For more posts by Esther, see EstherK.com, MyUrbanKvetch.com and JDatersAnonymous.com.

10 Comments

  • I’ve advised more than one of my male Chasidishe friends to shower regularly and use a deodorant / anti-perspirant. Might give you an idea…

    Middle, you get facials?

  • It doesn’t matter what we look like, Middle, which is great, obviously.

  • Just when I was about to start wondering what was going under the 10 thick skirts, veil and scarfs…

  • Esther, I’m sorry for the joke.

    My feeling about this is that it’s not really news. I’ve seen lots of Orthodox women of all ages who use makeup extensively, wear very stylish clothes and even the ones who wear wigs, are completely in mode and looking quite good. That young women are doing it is not surprising and their reason – looking good for a potential mate – is well understood by the majority of the non-Orthodox women out there of all faiths.

    You raise a valid point, though. What does the potential male partner have to do? Well, in a recent story told to me first hand by an angry father of an attractive, intelligent and very frum young Israeli woman, the potential groom informed her that he wanted “to study.” He had no intention of providing for his family other than subsidies for studying if he could get them. She’d have to work. Then his parents got into the act and asked for the father to add a $50,000 dowry. This is not a man for whom that sum of money is realistic and yet there it was, expected. He refused, not because of the money as much as his notion that a husband who doesn’t want to work and who would make his wife pop out numerous babies AND provide for the family would not be a good match. The shidduch broke up.

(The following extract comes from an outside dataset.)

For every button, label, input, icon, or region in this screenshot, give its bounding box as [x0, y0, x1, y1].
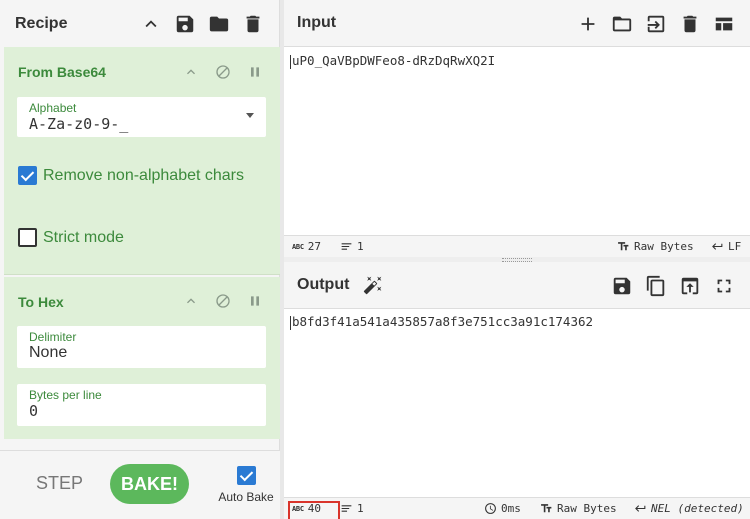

    In other words, men in the Haredi world seem to feel they are God’s gift to women, literally. And apparently the women believe it too…

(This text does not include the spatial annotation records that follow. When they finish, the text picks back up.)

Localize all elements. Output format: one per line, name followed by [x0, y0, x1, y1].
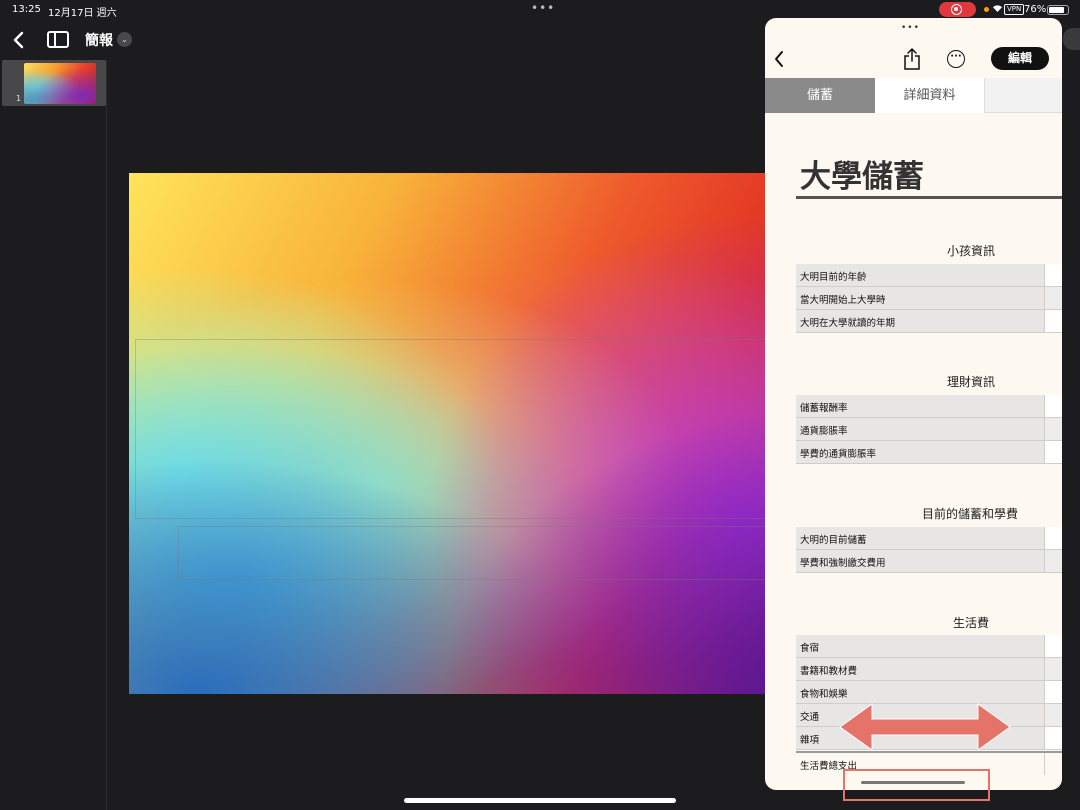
slide-navigator: 1 — [0, 60, 107, 810]
vpn-badge: VPN — [1004, 4, 1025, 15]
row-label: 食宿 — [800, 643, 820, 654]
chevron-left-icon — [13, 31, 24, 49]
current-slide[interactable] — [129, 173, 829, 694]
status-bar: 13:25 12月17日 週六 ••• VPN 76% — [0, 0, 1080, 20]
screen-recording-icon[interactable] — [939, 2, 976, 17]
section-title: 目前的儲蓄和學費 — [922, 507, 1019, 521]
row-label: 學費的通貨膨脹率 — [800, 449, 877, 460]
table-row[interactable]: 大明目前的年齡 — [796, 264, 1062, 287]
value-cell[interactable] — [1044, 727, 1062, 749]
value-cell[interactable] — [1044, 658, 1062, 680]
slide-thumbnail-image[interactable] — [24, 63, 96, 104]
value-cell[interactable] — [1044, 635, 1062, 657]
slide-number: 1 — [16, 94, 22, 103]
table-row[interactable]: 食宿 — [796, 635, 1062, 658]
table-row[interactable]: 學費的通貨膨脹率 — [796, 441, 1062, 464]
highlight-annotation-box — [843, 769, 990, 801]
value-cell[interactable] — [1044, 264, 1062, 286]
status-time: 13:25 — [12, 4, 41, 15]
table-row[interactable]: 大明的目前儲蓄 — [796, 527, 1062, 550]
title-placeholder[interactable] — [135, 339, 829, 519]
slide-over-window: ••• ··· 編輯 儲蓄 詳細資料 大學儲蓄 小孩資訊 大明目前的年齡 當大明… — [765, 18, 1062, 790]
wifi-icon — [992, 3, 1003, 16]
row-label: 通貨膨脹率 — [800, 426, 848, 437]
tab-savings[interactable]: 儲蓄 — [765, 78, 875, 113]
mic-indicator-icon — [984, 7, 989, 12]
share-button[interactable] — [903, 47, 923, 70]
back-button[interactable] — [8, 28, 28, 52]
row-label: 雜項 — [800, 735, 820, 746]
table-row[interactable]: 大明在大學就讀的年期 — [796, 310, 1062, 333]
table-row[interactable]: 書籍和教材費 — [796, 658, 1062, 681]
more-options-button[interactable]: ··· — [947, 50, 965, 68]
slide-over-grabber[interactable]: ••• — [901, 23, 920, 33]
section-title: 生活費 — [953, 616, 990, 630]
value-cell[interactable] — [1044, 310, 1062, 332]
sidebar-icon[interactable] — [47, 31, 69, 48]
section-title: 小孩資訊 — [947, 244, 996, 258]
row-label: 儲蓄報酬率 — [800, 403, 848, 414]
value-cell[interactable] — [1044, 441, 1062, 463]
edit-button[interactable]: 編輯 — [991, 47, 1049, 70]
value-cell[interactable] — [1044, 287, 1062, 309]
table-row[interactable]: 學費和強制繳交費用 — [796, 550, 1062, 573]
row-label: 交通 — [800, 712, 820, 723]
status-date: 12月17日 週六 — [48, 8, 117, 19]
home-indicator[interactable] — [404, 798, 676, 803]
row-label: 學費和強制繳交費用 — [800, 558, 886, 569]
row-label: 大明目前的年齡 — [800, 272, 867, 283]
share-icon — [904, 47, 920, 70]
table-row[interactable]: 食物和娛樂 — [796, 681, 1062, 704]
row-label: 大明的目前儲蓄 — [800, 535, 867, 546]
slide-thumbnail-selected[interactable]: 1 — [2, 60, 106, 106]
table-row[interactable]: 通貨膨脹率 — [796, 418, 1062, 441]
document-title[interactable]: 簡報 — [85, 30, 113, 50]
multitask-dots[interactable]: ••• — [531, 1, 555, 15]
title-divider — [796, 196, 1062, 199]
slide-over-edge-handle[interactable] — [1063, 28, 1080, 50]
value-cell[interactable] — [1044, 704, 1062, 726]
row-label: 書籍和教材費 — [800, 666, 858, 677]
sheet-tabs: 儲蓄 詳細資料 — [765, 78, 1062, 113]
value-cell[interactable] — [1044, 418, 1062, 440]
sheet-title: 大學儲蓄 — [800, 159, 924, 195]
value-cell[interactable] — [1044, 753, 1062, 775]
battery-icon — [1047, 5, 1069, 15]
chevron-left-icon — [775, 51, 783, 67]
value-cell[interactable] — [1044, 550, 1062, 572]
row-label: 當大明開始上大學時 — [800, 295, 886, 306]
value-cell[interactable] — [1044, 395, 1062, 417]
double-arrow-icon — [839, 703, 1011, 751]
subtitle-placeholder[interactable] — [178, 526, 829, 580]
value-cell[interactable] — [1044, 681, 1062, 703]
value-cell[interactable] — [1044, 527, 1062, 549]
row-label: 食物和娛樂 — [800, 689, 848, 700]
chevron-down-icon[interactable]: ⌄ — [117, 32, 132, 47]
battery-percent: 76% — [1024, 4, 1047, 15]
table-row[interactable]: 儲蓄報酬率 — [796, 395, 1062, 418]
table-row[interactable]: 當大明開始上大學時 — [796, 287, 1062, 310]
tab-details[interactable]: 詳細資料 — [875, 78, 985, 113]
slide-over-back-button[interactable] — [773, 50, 789, 70]
section-title: 理財資訊 — [947, 375, 996, 389]
row-label: 大明在大學就讀的年期 — [800, 318, 896, 329]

  • Not all Haredi men feel that way, Middle, as there’s many a one out there that earns a living. Just as there are wives (or rather: fathers-in-law) supporting hubbies, I know several Haredi men that are getting financially exploited by their wives. We hardly ever get to see the many balanced, harmonious relationships among Haredim, cause true happiness (as opposed to $150k wedding for an arranged match labelled ‘simcha’) is boring news. There are many pretty vain male young frum guys as well, just that their standards of beauty do differ from mainstream views, e.g. there are ones that put a lot of work into perfectly curled peyos, ones that hit the gym regularly (to be skinny, not buff) and others that pay a lot of attention to the quality of the cloth of their attire.

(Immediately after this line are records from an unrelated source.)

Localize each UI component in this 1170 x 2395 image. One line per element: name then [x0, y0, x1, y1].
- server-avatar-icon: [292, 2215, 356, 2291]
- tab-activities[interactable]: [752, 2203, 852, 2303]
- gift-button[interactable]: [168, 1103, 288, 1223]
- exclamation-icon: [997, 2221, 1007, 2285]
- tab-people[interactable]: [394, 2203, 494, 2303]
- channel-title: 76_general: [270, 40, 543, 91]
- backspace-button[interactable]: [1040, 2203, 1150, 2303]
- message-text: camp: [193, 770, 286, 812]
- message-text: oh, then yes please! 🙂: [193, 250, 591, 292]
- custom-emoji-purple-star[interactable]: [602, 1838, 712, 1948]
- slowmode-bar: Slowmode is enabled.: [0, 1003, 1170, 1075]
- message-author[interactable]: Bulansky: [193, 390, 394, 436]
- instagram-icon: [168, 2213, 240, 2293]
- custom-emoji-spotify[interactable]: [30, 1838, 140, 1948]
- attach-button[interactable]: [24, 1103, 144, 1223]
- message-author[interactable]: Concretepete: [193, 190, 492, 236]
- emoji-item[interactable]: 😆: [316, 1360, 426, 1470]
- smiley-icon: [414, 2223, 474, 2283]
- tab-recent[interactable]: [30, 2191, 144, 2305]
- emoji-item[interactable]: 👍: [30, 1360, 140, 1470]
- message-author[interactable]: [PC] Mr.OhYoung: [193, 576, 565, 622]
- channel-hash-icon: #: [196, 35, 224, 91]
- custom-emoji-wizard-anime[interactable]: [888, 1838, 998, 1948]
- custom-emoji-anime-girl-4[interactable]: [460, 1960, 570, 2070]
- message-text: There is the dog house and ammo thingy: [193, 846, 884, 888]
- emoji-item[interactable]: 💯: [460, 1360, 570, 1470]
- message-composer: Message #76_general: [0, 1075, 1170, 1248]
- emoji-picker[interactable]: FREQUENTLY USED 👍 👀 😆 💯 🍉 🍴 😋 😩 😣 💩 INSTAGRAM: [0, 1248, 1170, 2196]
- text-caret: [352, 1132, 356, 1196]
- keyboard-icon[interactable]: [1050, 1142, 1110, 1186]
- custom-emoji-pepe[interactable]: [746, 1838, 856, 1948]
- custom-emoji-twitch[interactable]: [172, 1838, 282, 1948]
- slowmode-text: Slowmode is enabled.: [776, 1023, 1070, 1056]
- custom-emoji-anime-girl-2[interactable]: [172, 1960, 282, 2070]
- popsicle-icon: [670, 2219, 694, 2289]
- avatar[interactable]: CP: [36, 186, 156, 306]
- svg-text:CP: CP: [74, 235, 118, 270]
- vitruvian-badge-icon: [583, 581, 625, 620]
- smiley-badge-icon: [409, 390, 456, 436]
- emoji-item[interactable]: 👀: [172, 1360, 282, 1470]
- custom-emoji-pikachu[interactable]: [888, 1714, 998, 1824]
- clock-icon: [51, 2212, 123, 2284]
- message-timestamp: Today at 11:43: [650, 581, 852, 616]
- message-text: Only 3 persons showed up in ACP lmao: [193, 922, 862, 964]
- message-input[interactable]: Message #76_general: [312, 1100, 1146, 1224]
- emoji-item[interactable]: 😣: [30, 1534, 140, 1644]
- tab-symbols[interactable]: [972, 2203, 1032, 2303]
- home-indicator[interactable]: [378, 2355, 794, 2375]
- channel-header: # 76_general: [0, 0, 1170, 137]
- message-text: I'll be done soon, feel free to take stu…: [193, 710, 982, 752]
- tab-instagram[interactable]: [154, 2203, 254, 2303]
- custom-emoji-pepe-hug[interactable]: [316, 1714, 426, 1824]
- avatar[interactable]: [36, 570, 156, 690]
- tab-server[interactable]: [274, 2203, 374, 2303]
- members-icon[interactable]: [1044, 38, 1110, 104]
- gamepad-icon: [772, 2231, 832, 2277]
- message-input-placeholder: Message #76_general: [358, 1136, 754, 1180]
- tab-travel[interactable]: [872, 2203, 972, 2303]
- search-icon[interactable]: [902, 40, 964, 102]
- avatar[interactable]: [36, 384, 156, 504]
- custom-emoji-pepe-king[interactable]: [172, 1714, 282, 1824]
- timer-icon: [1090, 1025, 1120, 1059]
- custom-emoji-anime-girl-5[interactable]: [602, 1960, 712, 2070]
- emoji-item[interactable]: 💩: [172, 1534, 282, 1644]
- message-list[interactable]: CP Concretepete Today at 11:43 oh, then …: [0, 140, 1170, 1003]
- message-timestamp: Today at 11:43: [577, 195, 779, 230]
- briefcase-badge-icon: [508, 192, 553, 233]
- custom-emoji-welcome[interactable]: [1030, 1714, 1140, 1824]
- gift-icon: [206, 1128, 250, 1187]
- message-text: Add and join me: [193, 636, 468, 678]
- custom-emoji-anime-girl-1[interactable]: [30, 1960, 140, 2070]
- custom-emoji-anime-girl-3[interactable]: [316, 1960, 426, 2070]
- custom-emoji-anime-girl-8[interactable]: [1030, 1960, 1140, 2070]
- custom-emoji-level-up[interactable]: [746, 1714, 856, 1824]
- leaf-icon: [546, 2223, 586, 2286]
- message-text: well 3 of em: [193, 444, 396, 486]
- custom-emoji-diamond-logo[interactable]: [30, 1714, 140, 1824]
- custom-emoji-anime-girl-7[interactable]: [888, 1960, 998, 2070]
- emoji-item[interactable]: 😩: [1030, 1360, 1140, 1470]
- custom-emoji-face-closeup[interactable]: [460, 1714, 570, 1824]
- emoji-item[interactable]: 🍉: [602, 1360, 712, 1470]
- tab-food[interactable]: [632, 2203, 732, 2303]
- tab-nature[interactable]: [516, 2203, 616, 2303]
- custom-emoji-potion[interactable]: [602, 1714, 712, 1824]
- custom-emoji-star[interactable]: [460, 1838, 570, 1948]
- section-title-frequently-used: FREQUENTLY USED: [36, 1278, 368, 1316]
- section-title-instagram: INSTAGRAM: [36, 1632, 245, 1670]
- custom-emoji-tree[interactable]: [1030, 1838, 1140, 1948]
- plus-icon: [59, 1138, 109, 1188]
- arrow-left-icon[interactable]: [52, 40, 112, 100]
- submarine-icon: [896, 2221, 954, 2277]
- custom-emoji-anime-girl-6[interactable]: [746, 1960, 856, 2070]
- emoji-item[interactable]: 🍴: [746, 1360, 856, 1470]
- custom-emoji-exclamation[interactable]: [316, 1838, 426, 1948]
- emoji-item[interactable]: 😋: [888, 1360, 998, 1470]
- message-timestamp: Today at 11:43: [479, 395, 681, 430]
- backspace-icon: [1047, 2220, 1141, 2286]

  • I happen to have family where the father works and has raised his children to work (the ones who are married already do work). They represent the minority in his community and he’s quite critical of the typical approach of most men in his community to work.

  • Look at the NY communities, and there it’s mostly the men working. Even in Bnei Brak it’s not as common that hubbies rely on their wives’ support as some try to make it out to be. I’m well-aware those guys that try to avoid work like looking for a wife in Israel, where the clash between ‘fahrfrumpte’ and the average Jew appears wider to people in insulated communities than in, let’s say, Brooklyn. All I can say is: see them get choleric when you tell them that it’s against the Torah that men avoid work as it clearly states that from the expulsion from Gan Eden on, women will give birth under pain and men will labour in the fields (an explanatory legend to lay out where the suffering in the world stems from). Ironically enough, kollel-learning lazies eventually led to the European Women’s Rights movement.